Harrisburg officials plan to march on Friday morning to the state Capitol, as the city faces two stark choices—fiscal freedom or renewed crisis.
In an interview late last night, Mayor Eric Papenfuse said officials from his administration, police officers and firefighters will walk from city hall to the Capitol in a last-ditch effort to convince House Speaker Mike Turzai to back a measure that would free the city from Act 47, the state’s program for fiscally distressed cities.
The state legislature is on the brink of passing a 2018-19 budget, which may include an amendment that would allow Harrisburg to exit Act 47 by granting the city the ability to retain increases to both its local services tax (LST) and earned income tax (EST).
“We have made incredible inroads,” Papenfuse said. “We have an amendment to the fiscal code that will allow the city to keep its taxing authority and exit Act 47.”
Papenfuse said he believes that majorities in both the House and Senate, as well as Gov. Tom Wolf, back the amendment. However, one critical House member is opposed—Turzai.
If the amendment fails, the city likely will be plunged back into state receivership, Papenfuse said.
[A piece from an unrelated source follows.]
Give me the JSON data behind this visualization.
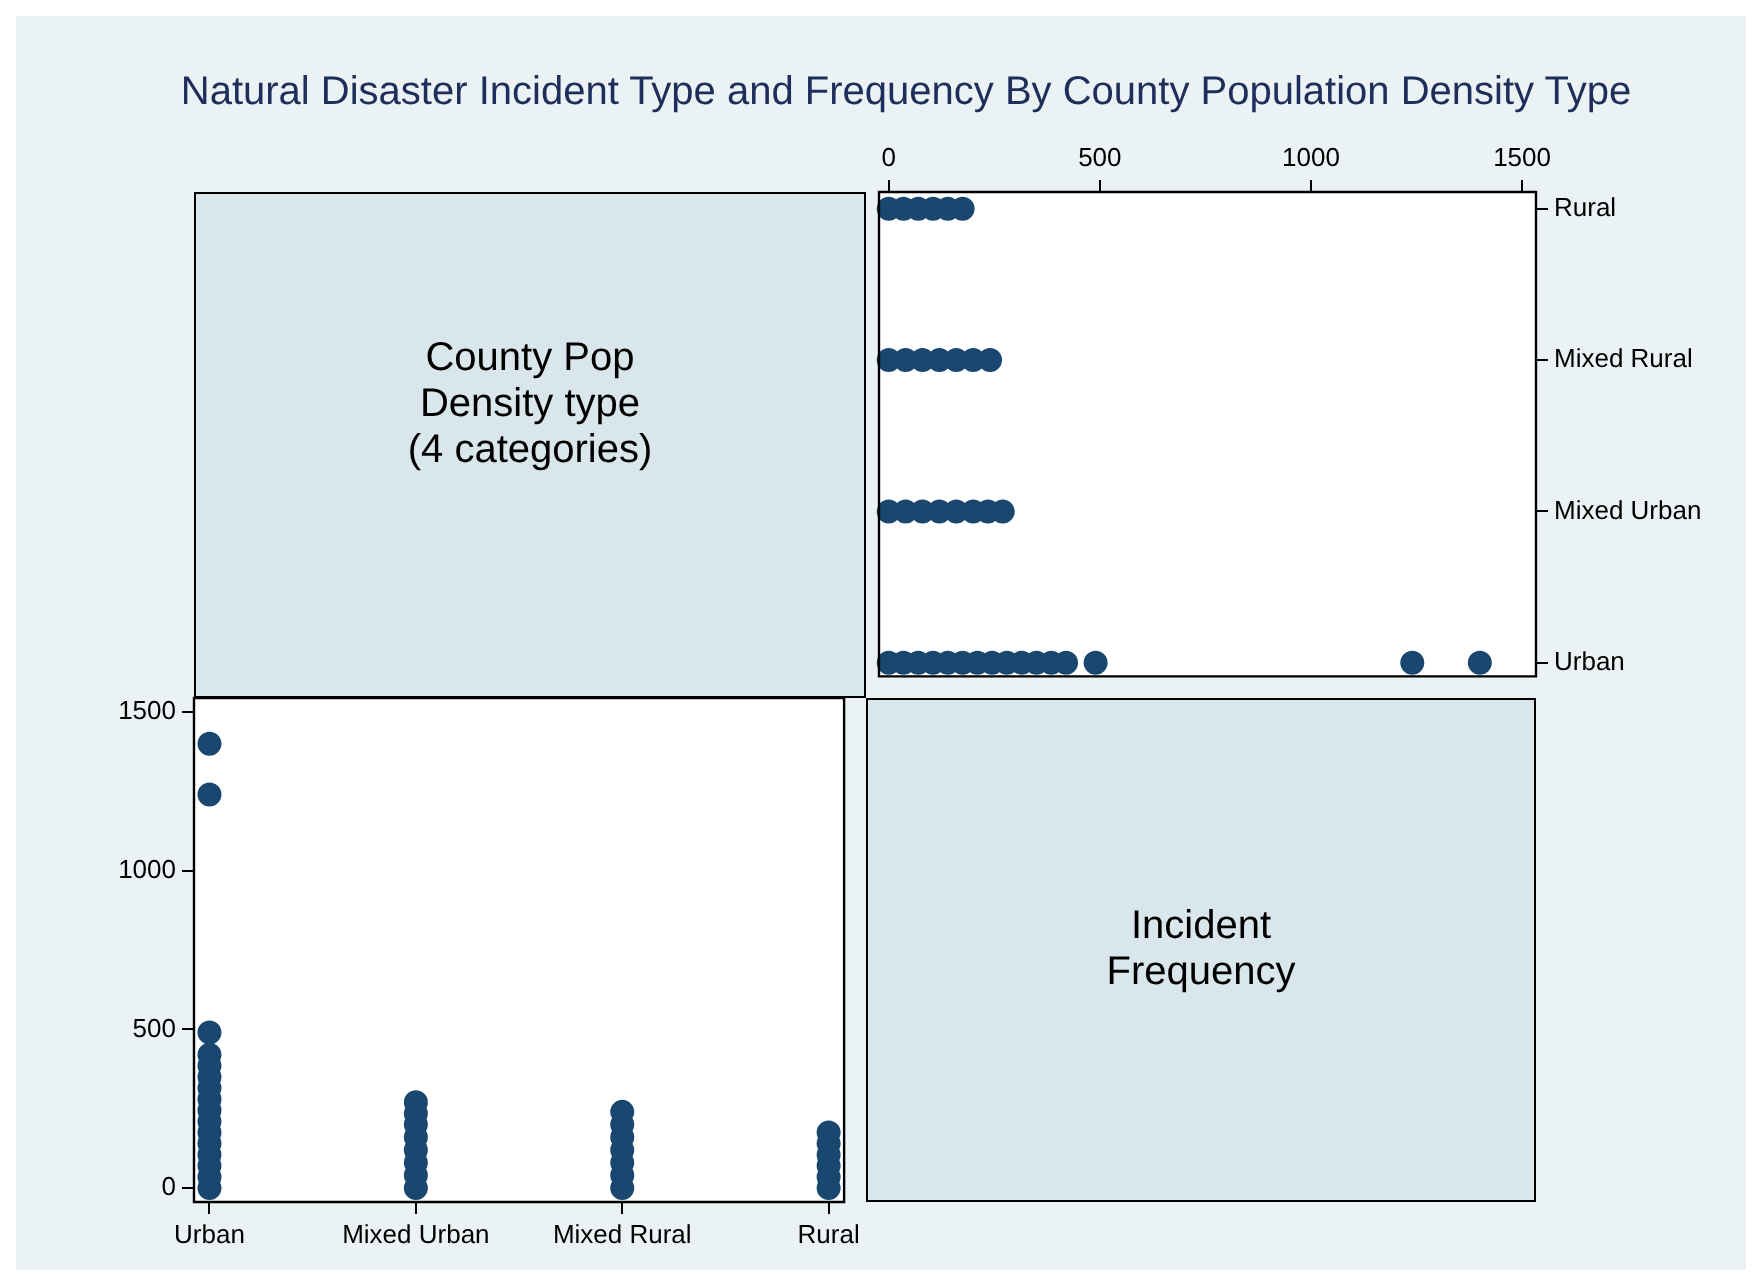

That’s because the city’s Act 47 status ends in September and, with it, the city’s extra taxing authority, which accounts for about $14 million of its $72 million budget.
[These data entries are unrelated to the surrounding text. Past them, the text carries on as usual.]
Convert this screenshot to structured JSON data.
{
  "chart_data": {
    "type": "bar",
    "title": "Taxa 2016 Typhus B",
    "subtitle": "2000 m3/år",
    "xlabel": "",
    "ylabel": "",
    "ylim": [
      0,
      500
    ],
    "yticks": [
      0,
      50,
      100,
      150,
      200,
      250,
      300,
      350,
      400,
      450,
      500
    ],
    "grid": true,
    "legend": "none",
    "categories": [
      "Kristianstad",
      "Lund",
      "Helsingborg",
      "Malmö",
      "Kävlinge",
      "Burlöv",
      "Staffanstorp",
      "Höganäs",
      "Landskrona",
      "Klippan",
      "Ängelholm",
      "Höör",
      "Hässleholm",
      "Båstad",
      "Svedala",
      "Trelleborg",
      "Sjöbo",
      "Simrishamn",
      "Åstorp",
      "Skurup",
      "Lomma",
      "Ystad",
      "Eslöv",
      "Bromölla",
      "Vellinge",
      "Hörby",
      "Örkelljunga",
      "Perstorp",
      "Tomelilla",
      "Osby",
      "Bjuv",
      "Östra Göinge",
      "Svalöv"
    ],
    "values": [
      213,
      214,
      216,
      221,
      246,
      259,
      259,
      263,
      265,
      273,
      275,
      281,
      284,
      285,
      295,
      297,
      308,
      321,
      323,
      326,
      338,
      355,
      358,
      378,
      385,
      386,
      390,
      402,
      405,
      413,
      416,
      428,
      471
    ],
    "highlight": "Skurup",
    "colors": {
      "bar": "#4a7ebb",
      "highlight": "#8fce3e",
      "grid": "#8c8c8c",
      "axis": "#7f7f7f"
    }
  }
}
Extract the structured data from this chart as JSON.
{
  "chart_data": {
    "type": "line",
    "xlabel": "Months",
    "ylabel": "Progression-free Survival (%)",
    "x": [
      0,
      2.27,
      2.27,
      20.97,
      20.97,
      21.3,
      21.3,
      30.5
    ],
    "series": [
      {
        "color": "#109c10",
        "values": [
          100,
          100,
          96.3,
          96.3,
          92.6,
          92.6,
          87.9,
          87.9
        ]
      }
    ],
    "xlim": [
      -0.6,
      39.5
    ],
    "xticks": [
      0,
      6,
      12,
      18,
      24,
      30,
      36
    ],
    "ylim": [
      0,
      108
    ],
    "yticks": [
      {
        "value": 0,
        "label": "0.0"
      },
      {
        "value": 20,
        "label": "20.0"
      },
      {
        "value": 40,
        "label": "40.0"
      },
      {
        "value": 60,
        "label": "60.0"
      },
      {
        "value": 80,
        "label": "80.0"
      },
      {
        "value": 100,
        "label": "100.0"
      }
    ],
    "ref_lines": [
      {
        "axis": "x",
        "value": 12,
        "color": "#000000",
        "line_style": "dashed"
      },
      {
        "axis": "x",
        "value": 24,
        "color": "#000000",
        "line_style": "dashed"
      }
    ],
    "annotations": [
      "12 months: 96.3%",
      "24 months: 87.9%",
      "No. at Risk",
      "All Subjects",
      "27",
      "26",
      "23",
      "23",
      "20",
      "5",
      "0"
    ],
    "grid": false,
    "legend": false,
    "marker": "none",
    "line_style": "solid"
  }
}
The city could stay in Act 47 for three more years, but that would require another financial plan, likely without the extra taxing authority, Papenfuse said. Because the city would never raise property taxes enough to cover the budget shortfall, it almost certainly would wind up back in state receivership, he said.
“Ultimately, it brings us right back to square one,” he said. “All the gains we made would be wiped out.”
Last week, Turzai released a statement announcing his opposition to the amendment, stating that Harrisburg should remain in Act 47.
“If Harrisburg officials want to get out of Act 47, they should give up the increased earned income tax on residents and the doubling of the local services tax (LST),” Turzai said. “Further, while in Act 47, the city needs to make changes working with the private sector, not against it.”
As part of its financial recovery plan, the state allowed the city to double its EIT to 2 percent and triple its LST to $156 a year.
In his statement, Turzai said that he believes that city has not done all it can to put its fiscal house in order.
“While Harrisburg officials claim to have taken steps to address the city’s legacy costs, they have not truly begun to undertake the needed reforms to get the city back onto steady financial footing,” he said. “Allowing the city to maintain the increased taxes allowed under Act 47 without the oversight to rein in its spending would only seek to encourage the city to continue the spending habits that got them into Act 47 protection in the first place.”
Papenfuse said that, on Thursday afternoon, he met briefly with Turzai, but made little progress in convincing him that the city has cut expenses “to the bone” and, having sold off its incinerator and leased out its parking system, had no other major assets that it could monetize. The meeting, he said, ended acrimoniously, leading to the plan to march to the Capitol building on Friday morning.
“The danger is that, if [Turzai] is successful, he’s made things even worse for us,” Papenfuse said. “If he’s successful, we’re back in receivership.”
By marching, Papenfuse hopes to show legislators the city employees, especially the emergency workers, who help ensure the security of the state government every day. These workers must believe they have stable jobs if they’re going to remain with the city, he said.
“Fire and police have agreed to walk with me to the speaker’s office because we simply can’t cut public safety,” he said.